Diabetes
In the 1950s, about 1 in 5 people died within 20 years after being diagnosed with type 1 diabetes, formerly known as juvenile diabetes. Almost all of them developed diabetic retinopathy, which accounted for about 12% of new cases of blindness between the ages of 45 and 74. People with diabetes relied on inaccurate urine tests to track their blood sugar. They used crude animal-derived insulins to control it.
In 1983, NIH began the Diabetes Control and Complications Trial, which enrolled 1,441 people with type 1 diabetes. This landmark study was stopped early because the results so clearly showed that careful control of blood sugar reduced eye, kidney, and nerve complications by 50% to 75%. In a follow-up study 10 years later, researchers learned that rates of heart disease and stroke had declined by half.
Today, people with type 1 diabetes are living longer and healthier lives. New technologies help them keep tight control of their blood sugar using continuous glucose monitors and insulin pumps that deliver rapid-acting, bioengineered human insulin.

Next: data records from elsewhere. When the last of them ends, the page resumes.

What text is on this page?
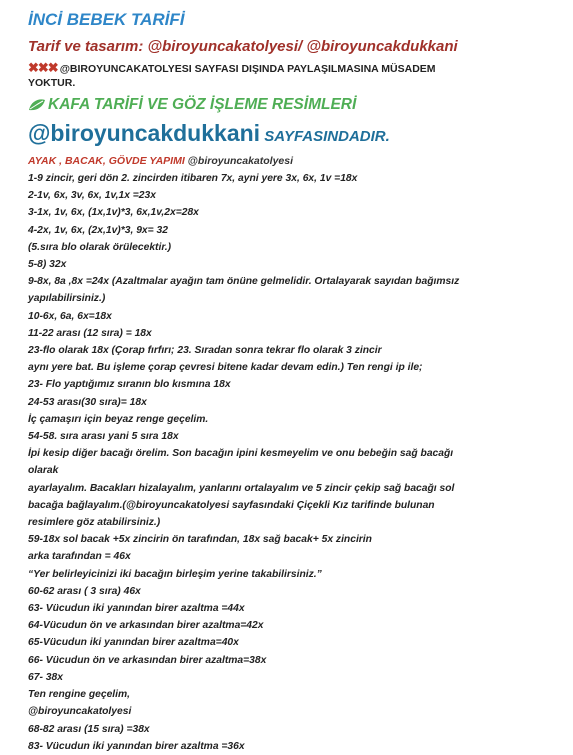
İNCİ BEBEK TARİFİ
Tarif ve tasarım: @biroyuncakatolyesi/ @biroyuncakdukkani
✖✖✖ @BIROYUNCAKATOLYESI SAYFASI DIŞINDA PAYLAŞILMASINA MÜSADEM
YOKTUR.
KAFA TARİFİ VE GÖZ İŞLEME RESİMLERİ
@biroyuncakdukkani SAYFASINDADIR.
AYAK , BACAK, GÖVDE YAPIMI @biroyuncakatolyesi
1-9 zincir, geri dön 2. zincirden itibaren 7x, ayni yere 3x, 6x, 1v =18x
2-1v, 6x, 3v, 6x, 1v,1x =23x
3-1x, 1v, 6x, (1x,1v)*3, 6x,1v,2x=28x
4-2x, 1v, 6x, (2x,1v)*3, 9x= 32
(5.sıra blo olarak örülecektir.)
5-8) 32x
9-8x, 8a ,8x =24x (Azaltmalar ayağın tam önüne gelmelidir. Ortalayarak sayıdan bağımsız
yapılabilirsiniz.)
10-6x, 6a, 6x=18x
11-22 arası (12 sıra) = 18x
23-flo olarak 18x (Çorap fırfırı; 23. Sıradan sonra tekrar flo olarak 3 zincir
aynı yere bat. Bu işleme çorap çevresi bitene kadar devam edin.) Ten rengi ip ile;
23- Flo yaptığımız sıranın blo kısmına 18x
24-53 arası(30 sıra)= 18x
İç çamaşırı için beyaz renge geçelim.
54-58. sıra arası yani 5 sıra 18x
İpi kesip diğer bacağı örelim. Son bacağın ipini kesmeyelim ve onu bebeğin sağ bacağı
olarak
ayarlayalım. Bacakları hizalayalım, yanlarını ortalayalım ve 5 zincir çekip sağ bacağı sol
bacağa bağlayalım.(@biroyuncakatolyesi sayfasındaki Çiçekli Kız tarifinde bulunan
resimlere göz atabilirsiniz.)
59-18x sol bacak +5x zincirin ön tarafından, 18x sağ bacak+ 5x zincirin
arka tarafından = 46x
“Yer belirleyicinizi iki bacağın birleşim yerine takabilirsiniz.”
60-62 arası ( 3 sıra) 46x
63- Vücudun iki yanından birer azaltma =44x
64-Vücudun ön ve arkasından birer azaltma=42x
65-Vücudun iki yanından birer azaltma=40x
66- Vücudun ön ve arkasından birer azaltma=38x
67- 38x
Ten rengine geçelim,
@biroyuncakatolyesi
68-82 arası (15 sıra) =38x
83- Vücudun iki yanından birer azaltma =36x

We also know a lot more about type 2 diabetes. We know that family history, obesity, and physical inactivity are risk factors for this condition, formerly known as adult-onset diabetes. NIH-funded research has shown that type 2 diabetes can be delayed or prevented. Basic lifestyle interventions—modest weight loss and regular exercise—slash type 2 diabetes risk by 58% over 3 years in people with pre-diabetes. Despite this good news, type 2 diabetes still accounts for 90% of diabetes cases nationwide and has been increasing at an alarming rate due to the rise in obesity in the United States.
Imagine the Future…
- An artificial pancreas—perhaps an implantable device—automatically senses a person’s blood sugar and adjusts insulin dosage precisely.
- Preventing obesity preempts type 2 diabetes and its complications.
- Stem cell research leads to the ability to replace failing insulin-producing cells.